La Fig. 9 es una representación en corte transversal de un inyector de fluidos, 25. En la realización ilustrada y preferida, se usa el mismo diseño para un aspirador de fluidos. El inyector de fluidos 25 está compuesto por un alojamiento del inyector,27, en el que está insertado un eje metálico roscado, 29. El eje 29 se ajusta en un núcleo central hueco del alojamiento del inyector, 27. La rotación del eje 29 en el sentido de las agujas del reloj hace que el eje 29 se mueva en sentido descendente, profundizando en el núcleo central hueco del alojamiento del inyector,27. La rotación en sentido contrario a las agujas del reloj hace que el eje 29 se mueva en sentido ascendente. Una ranura, 31, está provista en la parte superior del eje 29 para que puede hacerse girar éste con un atornillador. La interfase roscada existente entre el eje 29 y el alojamiento del inyector, 25, es hermética a los fluidos y al aire. Por consiguiente, el aire o los líquidos situados por encima del eje 29 no pueden comunicarse con el aire o los líquidos situados en la parte inferior del eje 29, por debajo de la interfase roscada. El eje se estrecha formando un émbolo,33, que sobresale desde la cara inferior del alojamiento del inyector, 27. Existe un pequeño espacio intermedio entre el émbolo 33 y el orificio situado en la cara inferior 35, a través del cual sobresale el émbolo 33.

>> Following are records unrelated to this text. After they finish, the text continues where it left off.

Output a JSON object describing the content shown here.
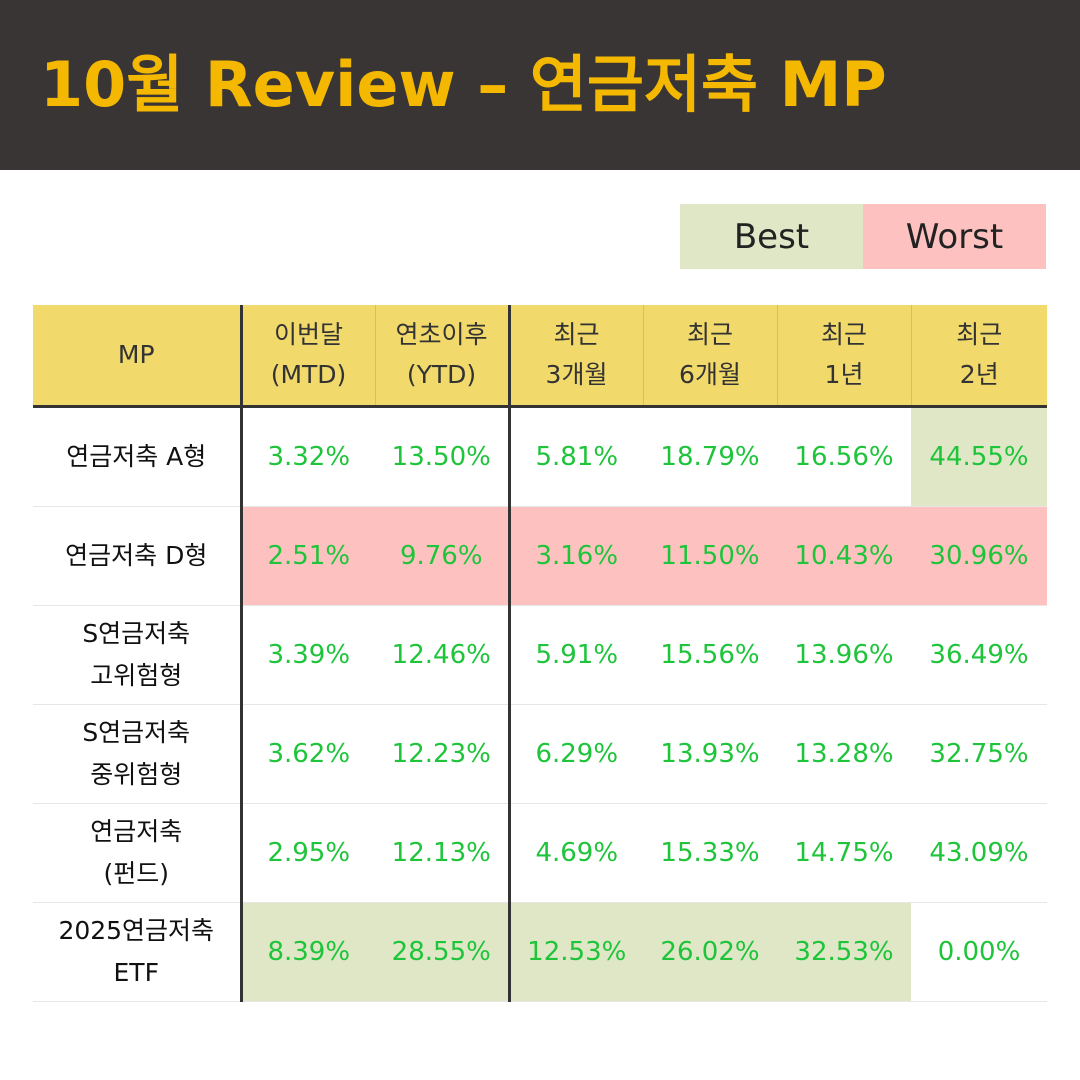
{
  "title": "10월 Review – 연금저축 MP",
  "legend": {
    "best": "Best",
    "worst": "Worst"
  },
  "colors": {
    "best": "#dfe7c7",
    "worst": "#fdc2c0",
    "header_bg": "#f1d96b",
    "value_text": "#1ec43a",
    "title_text": "#f5b800"
  },
  "chart_data": {
    "type": "table",
    "columns": [
      "MP",
      "이번달\n(MTD)",
      "연초이후\n(YTD)",
      "최근\n3개월",
      "최근\n6개월",
      "최근\n1년",
      "최근\n2년"
    ],
    "rows": [
      {
        "mp": "연금저축 A형",
        "values": [
          "3.32%",
          "13.50%",
          "5.81%",
          "18.79%",
          "16.56%",
          "44.55%"
        ],
        "highlight": [
          "",
          "",
          "",
          "",
          "",
          "best"
        ]
      },
      {
        "mp": "연금저축 D형",
        "values": [
          "2.51%",
          "9.76%",
          "3.16%",
          "11.50%",
          "10.43%",
          "30.96%"
        ],
        "highlight": [
          "worst",
          "worst",
          "worst",
          "worst",
          "worst",
          "worst"
        ]
      },
      {
        "mp": "S연금저축\n고위험형",
        "values": [
          "3.39%",
          "12.46%",
          "5.91%",
          "15.56%",
          "13.96%",
          "36.49%"
        ],
        "highlight": [
          "",
          "",
          "",
          "",
          "",
          ""
        ]
      },
      {
        "mp": "S연금저축\n중위험형",
        "values": [
          "3.62%",
          "12.23%",
          "6.29%",
          "13.93%",
          "13.28%",
          "32.75%"
        ],
        "highlight": [
          "",
          "",
          "",
          "",
          "",
          ""
        ]
      },
      {
        "mp": "연금저축\n(펀드)",
        "values": [
          "2.95%",
          "12.13%",
          "4.69%",
          "15.33%",
          "14.75%",
          "43.09%"
        ],
        "highlight": [
          "",
          "",
          "",
          "",
          "",
          ""
        ]
      },
      {
        "mp": "2025연금저축\nETF",
        "values": [
          "8.39%",
          "28.55%",
          "12.53%",
          "26.02%",
          "32.53%",
          "0.00%"
        ],
        "highlight": [
          "best",
          "best",
          "best",
          "best",
          "best",
          ""
        ]
      }
    ]
  }
}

El inyector de fluidos, 25, incluye también un camino para el aire o los fluidos, que comprende una puerta lateral hueca,39, que comunica con una cavidad del inyector, 37. La cavidad 37, a su vez, está en comunicación con el orificio de la cara inferior, 35, a través del cual sobresale el émbolo 33. El inyector de fluidos, 25, está construido de modo que la presión de aire o de los fluidos aplicada a la puerta lateral 39, se transmite al orificio situado en la cara inferior, 35, a través del cual sobresale el émbolo 33. Tal presión de aire o de fluidos no se ejerce más allá de la interfase roscada situada entre el eje 29 y el cuerpo de plástico 27, debido a que la interfase es hermética al aire y a los fluidos.
Una junta tórica, 41, de un material elastómero está montada hacia el fondo del inyector de fluidos 25. Esta junta tórica, 41, es capaz de formar un cierre hermético al aire y a los fluidos cuando se comprime contra una superficie de conformación tal como la puerta de fluidos 19 ó 21. La Fig. 10 muestra la relación existente entre el inyector de fluidos 25 y la puerta de fluidos 19 cuando ambos están yuxtapuestos. La junta tórica 41 aprieta contra la puerta de fluidos, formando un cierre hermético al aire y los fluidos. El émbolo 33 comprime el vástago de la válvula, 4a, desviándole hacia fuera del cuello de la puerta de fluidos 14. Esto abre la válvula y coloca la puerta lateral hueca 39 en comunicación de fluidos y aire con el pasadizo de comunicación 23 y la cámara.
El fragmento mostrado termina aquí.